Bem relacionado com juízes e desembargadores, o ex-marido de Cristina costumava trazer para casa pilhas de processos judiciais de mulheres agredidas pelos companheiros. Ele tinha o sádico gosto de espalhar as fotos das perícias médicas, que mostravam assassinatos e espancamentos, sobre a mesa da sala de jantar. “‘Está vendo isso aqui? É isso o que eu vou fazer com você’, ele me dizia”, conta. Ela não conseguiu ajuda até a criação da lei Maria da Penha. Criada em uma família tradicional, católica, sua tragédia particular provocava incômodo aos parentes. “Meus pais tinham vergonha da situação. Preferiam uma filha que sofresse calada em casa a um escândalo­ público­.” Na delegacia, quando tentou denunciar uma agressão, ouviu a seguinte­ resposta do escrivão: “Tá, mas tinha janta em casa quando ele chegou?”.
Por descaso, constrangimento, desamparo, o calvário de Cristina­ se estendeu por vinte anos. Ao final do casamento, ia dormir todas­ as noites com a sensação de que não acordaria no dia seguinte. “Só consegui forças pra sair dali depois que conversei com a juí­za de violência doméstica e senti­ que ela realmente me ajudaria”, afirma­. Há três anos, Cristina saiu de casa. Deixou todos os seus pertences para trás. Dado o risco em que estava, passou um tempo em um dos escassos abrigos de que a Justiça dispõe para acomodar mulheres ameaçadas (são cerca de 75 em todo o Brasil). Desde que foi embora, o ex-marido não permitiu que ela voltasse para casa nem para buscar uma peça de roupa. E passou todas as propriedades do casal para o nome de uma amante. Há três anos, ele está proibido de se aproximar dela. Hoje, Cristina­ mantém uma rotina de professora do ensino fundamental. Reaprende, aos poucos, a gostar de si. Os dois filhos do casal, um de 18 e o outro de 21 anos, moram com ela e cursam faculdade. A relação deles com o pai é distante.

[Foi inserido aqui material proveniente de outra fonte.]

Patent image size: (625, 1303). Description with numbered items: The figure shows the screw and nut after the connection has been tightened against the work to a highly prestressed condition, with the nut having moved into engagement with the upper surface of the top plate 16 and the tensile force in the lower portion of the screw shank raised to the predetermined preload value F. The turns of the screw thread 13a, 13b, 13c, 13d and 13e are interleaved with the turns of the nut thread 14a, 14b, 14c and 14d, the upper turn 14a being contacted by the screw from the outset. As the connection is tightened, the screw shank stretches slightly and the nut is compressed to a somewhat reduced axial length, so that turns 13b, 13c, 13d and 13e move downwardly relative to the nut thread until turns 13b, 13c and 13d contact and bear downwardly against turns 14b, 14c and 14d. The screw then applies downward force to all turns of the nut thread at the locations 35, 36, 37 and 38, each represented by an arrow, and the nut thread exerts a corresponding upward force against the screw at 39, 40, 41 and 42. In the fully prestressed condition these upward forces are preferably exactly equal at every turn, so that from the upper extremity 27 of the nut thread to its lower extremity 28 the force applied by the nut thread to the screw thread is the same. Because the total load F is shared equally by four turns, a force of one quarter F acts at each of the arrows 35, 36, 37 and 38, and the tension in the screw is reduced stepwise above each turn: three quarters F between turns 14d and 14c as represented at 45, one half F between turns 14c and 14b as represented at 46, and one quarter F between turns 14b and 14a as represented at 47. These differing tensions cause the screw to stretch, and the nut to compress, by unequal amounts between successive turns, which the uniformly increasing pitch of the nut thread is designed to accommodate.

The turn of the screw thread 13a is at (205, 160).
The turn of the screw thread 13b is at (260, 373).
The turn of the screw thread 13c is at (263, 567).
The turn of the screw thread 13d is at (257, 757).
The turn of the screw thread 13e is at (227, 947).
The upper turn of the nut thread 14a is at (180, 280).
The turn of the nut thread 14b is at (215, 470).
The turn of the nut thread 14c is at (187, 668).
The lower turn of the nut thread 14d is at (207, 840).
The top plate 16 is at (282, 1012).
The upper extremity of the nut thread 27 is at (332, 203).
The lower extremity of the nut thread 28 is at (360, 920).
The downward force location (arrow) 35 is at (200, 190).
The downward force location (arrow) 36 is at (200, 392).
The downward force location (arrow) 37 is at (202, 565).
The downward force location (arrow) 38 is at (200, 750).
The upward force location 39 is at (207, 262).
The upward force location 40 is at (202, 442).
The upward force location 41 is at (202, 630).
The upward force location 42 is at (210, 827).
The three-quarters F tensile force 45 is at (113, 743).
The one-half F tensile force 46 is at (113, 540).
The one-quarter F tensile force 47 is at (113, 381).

Os dois agressores mencionados­ nessa reportagem jamais foram­ presos pelos crimes que cometeram­, embora já tenham sido condenados. Eles tampouco concederam o divórcio. Ambos postergam os processos com todos os subterfúgios legais que encontram. E o fazem com facilidade, já que o tempo­ da Justiça é muito mais lento do que o do cotidiano. Mas Patrícia, Cristina e outras mulheres­ agredidas pelo­ Brasil estão cada vez mais dispostas a seguir em frente. O senso de urgência de Patrícia a levou ainda mais longe do que a média. Há alguns anos ela entrou na faculdade de direito. Passa os dias a debulhar códigos jurídicos tentando encontrar um final justo para sua história. “Agora vou até o fim. Desistir disso seria desistir de mim mesma”.